When The Stars Align
In a regular haunt
Sometimes in a pub there are occasions when everything is complete to one’s utter enchantment: the surroundings, the mood, the comfort, the company (or lack of) and, naturally, the beer. If you regularly visit the pub as I do it is all too easy to enjoy the beer but ignore the environment, to drink beer without purpose, to look around and not register, to chuck words and phrases about to strangers or bar staff like a shore leave sailor on the spree, meaningless words, as if all I want is to hear the sound of my own voice (silence is a virtue sometimes). However, when the stars align in the heavens of pub-going, whether I am in the company of friends, garrulous and easy-going, laughter and tall tales being told, or alone in a luminous universe of my own, a serenity occurs that lifts the everyday experience of pub life into something transcendent.
A Saturday lunchtime outside at Topsham’s Bridge Inn, a regular haunt of mine, five miles from Exeter by bicycle and five miles back. On a wooden bench I sit, words carved into its surface that Dave loved to drink here, a memory, kind and considerate, of someone who could call the Bridge his local. The air is warm, a vaulted sky of darkish indigo with light, flimsy patches of broken cloud drifting along with the ease of Sinatra on the croon. In front of me, a border of hedge and bush traced with the trumpet shaped flowers of bindweed, with a bee idly drifting along as if on an invisible wire going from flower to flower to drink its fill.
Beyond this border, the River Clyst, low and slow as the tide is out, keeps company with several mallards, who rest on the exposed, stone scratched, reed-fringed beach. A crow joins them, looking for food, but one of the drakes rushes towards him its beak half open, a territorial advance. Bucolic the scene may be, but the last time I was here a duck was drifting on the river with two ducklings, there is a duck here, but no ducklings but perhaps they are further down the river out of sight rather than being victims of fox, rat or hawk. Beyond the river and its skirt of reeds, fields of several shades of green stretch towards a wooded hill in the distance. No cows do graze today just a solitary dog walker cutting along a field’s edge.
The stars align once more when I take a sip of my beer, Salcombe Brewery’s Island Street Porter. It is as dark as the plumage of the crow perched upon the faded red corrugated iron roof of the pub’s former maltings, which on this warm and sun-blessed day is open for those who want to escape within. The beer is perfect in its condition, creamy and full-bodied, an assembly of mocha coffee, cooking chocolate, roasted espresso coffee beans, a crackle of dryness, the merest hint of vanilla and once again the old saying that has served me well for years, ‘dark beers are not just for the colder months’, resonated within my head.

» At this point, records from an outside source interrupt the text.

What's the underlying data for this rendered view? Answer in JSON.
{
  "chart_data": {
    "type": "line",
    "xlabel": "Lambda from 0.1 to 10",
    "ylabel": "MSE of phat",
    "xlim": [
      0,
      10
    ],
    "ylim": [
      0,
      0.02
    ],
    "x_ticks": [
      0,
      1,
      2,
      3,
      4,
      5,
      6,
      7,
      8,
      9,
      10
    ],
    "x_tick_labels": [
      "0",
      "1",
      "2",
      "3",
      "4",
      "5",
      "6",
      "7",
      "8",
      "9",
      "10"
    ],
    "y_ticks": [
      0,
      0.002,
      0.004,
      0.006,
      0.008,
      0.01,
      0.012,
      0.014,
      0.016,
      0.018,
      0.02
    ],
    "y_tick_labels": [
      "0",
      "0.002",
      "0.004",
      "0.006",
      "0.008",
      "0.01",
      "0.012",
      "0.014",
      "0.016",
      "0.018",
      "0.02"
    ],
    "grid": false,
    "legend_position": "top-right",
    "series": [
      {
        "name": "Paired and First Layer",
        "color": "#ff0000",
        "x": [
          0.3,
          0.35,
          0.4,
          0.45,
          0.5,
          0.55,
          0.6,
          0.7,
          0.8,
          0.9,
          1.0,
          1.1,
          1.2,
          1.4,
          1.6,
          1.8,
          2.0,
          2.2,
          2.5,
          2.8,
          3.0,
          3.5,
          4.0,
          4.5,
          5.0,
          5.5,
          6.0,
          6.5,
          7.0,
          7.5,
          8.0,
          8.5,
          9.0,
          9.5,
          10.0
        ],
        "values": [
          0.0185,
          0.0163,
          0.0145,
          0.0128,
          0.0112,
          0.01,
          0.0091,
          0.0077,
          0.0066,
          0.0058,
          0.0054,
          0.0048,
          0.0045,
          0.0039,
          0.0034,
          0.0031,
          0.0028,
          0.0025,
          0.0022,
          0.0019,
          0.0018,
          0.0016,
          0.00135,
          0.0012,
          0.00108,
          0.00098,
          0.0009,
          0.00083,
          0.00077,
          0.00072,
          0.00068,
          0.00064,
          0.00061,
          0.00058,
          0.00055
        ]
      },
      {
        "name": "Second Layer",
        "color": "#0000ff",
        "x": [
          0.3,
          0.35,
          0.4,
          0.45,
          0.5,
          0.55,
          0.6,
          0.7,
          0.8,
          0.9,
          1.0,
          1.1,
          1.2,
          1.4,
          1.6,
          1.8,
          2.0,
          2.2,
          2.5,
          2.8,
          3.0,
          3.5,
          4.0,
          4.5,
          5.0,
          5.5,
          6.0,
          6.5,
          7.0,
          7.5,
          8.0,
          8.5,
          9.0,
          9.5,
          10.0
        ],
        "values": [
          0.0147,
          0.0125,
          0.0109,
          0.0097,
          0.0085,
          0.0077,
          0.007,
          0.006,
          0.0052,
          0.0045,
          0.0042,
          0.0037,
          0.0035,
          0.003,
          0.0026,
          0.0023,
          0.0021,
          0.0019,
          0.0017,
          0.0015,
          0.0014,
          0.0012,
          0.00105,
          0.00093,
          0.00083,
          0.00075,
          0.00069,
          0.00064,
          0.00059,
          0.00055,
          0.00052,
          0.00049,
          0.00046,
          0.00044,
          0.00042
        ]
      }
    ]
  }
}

‘Sopwith Camel,’ says a man on the table to my left, ‘Red Baron,’ says someone on a table behind me. I want to say SE5, but don’t. We are watching an approaching biplane whose engine is an insistent drone, a lazy but regular light drum stroke of busy bees as it passes over. A few minutes later a two-engined airliner passes over, lazily turning in the air, insouciant and without effort, taking a couple of hundred souls on their way to a few days in the sun.
I have finished my beer but such is the mood of completeness, that serenity I mentioned earlier, the tranquility that bathes my soul, I decide on another pint of the same beer. Once again there is a dance to the music of time on my tongue as I take deep sips that are almost transformed into swigs from my glass. There is a sense of mindfulness as I sit on this wooden bench that acts as a living memory of someone called Dave, moments of calmness and reflection as I look out over the river and the landscape stretching away, aware of the high canopy of blue stretched with fluffy white above me. Everything is in order, the beer, the views, the slow susurration of voices behind me, and even though this outdoor space at the Bridge is bordered behind me by a road I don’t even notice the passing traffic.
In my last book, A Pub For All Seasons, I wrote of how the moods of pubs changed with the seasons and The Bridge Inn was almost like a Greek Chorus as I visited it throughout the year (as I still do) and it told me something about this organic, unforced, unconscious change. On this Saturday, on the cusp of summer (it was May 30), the change from the let us all huddle around the fire of the colder months to this outdoor exclamation of joy was complete. It was time to rejoin the outside world and with the reluctance of a schoolboy creeping like a snail unwillingly to school I finished my beer and got ready to cycle back to Exeter, the mood of this lunchtime pub session remaining with me, a heady, mindful memory of how when the stars align in the pub there is one of the finest experiences in the whole wide world.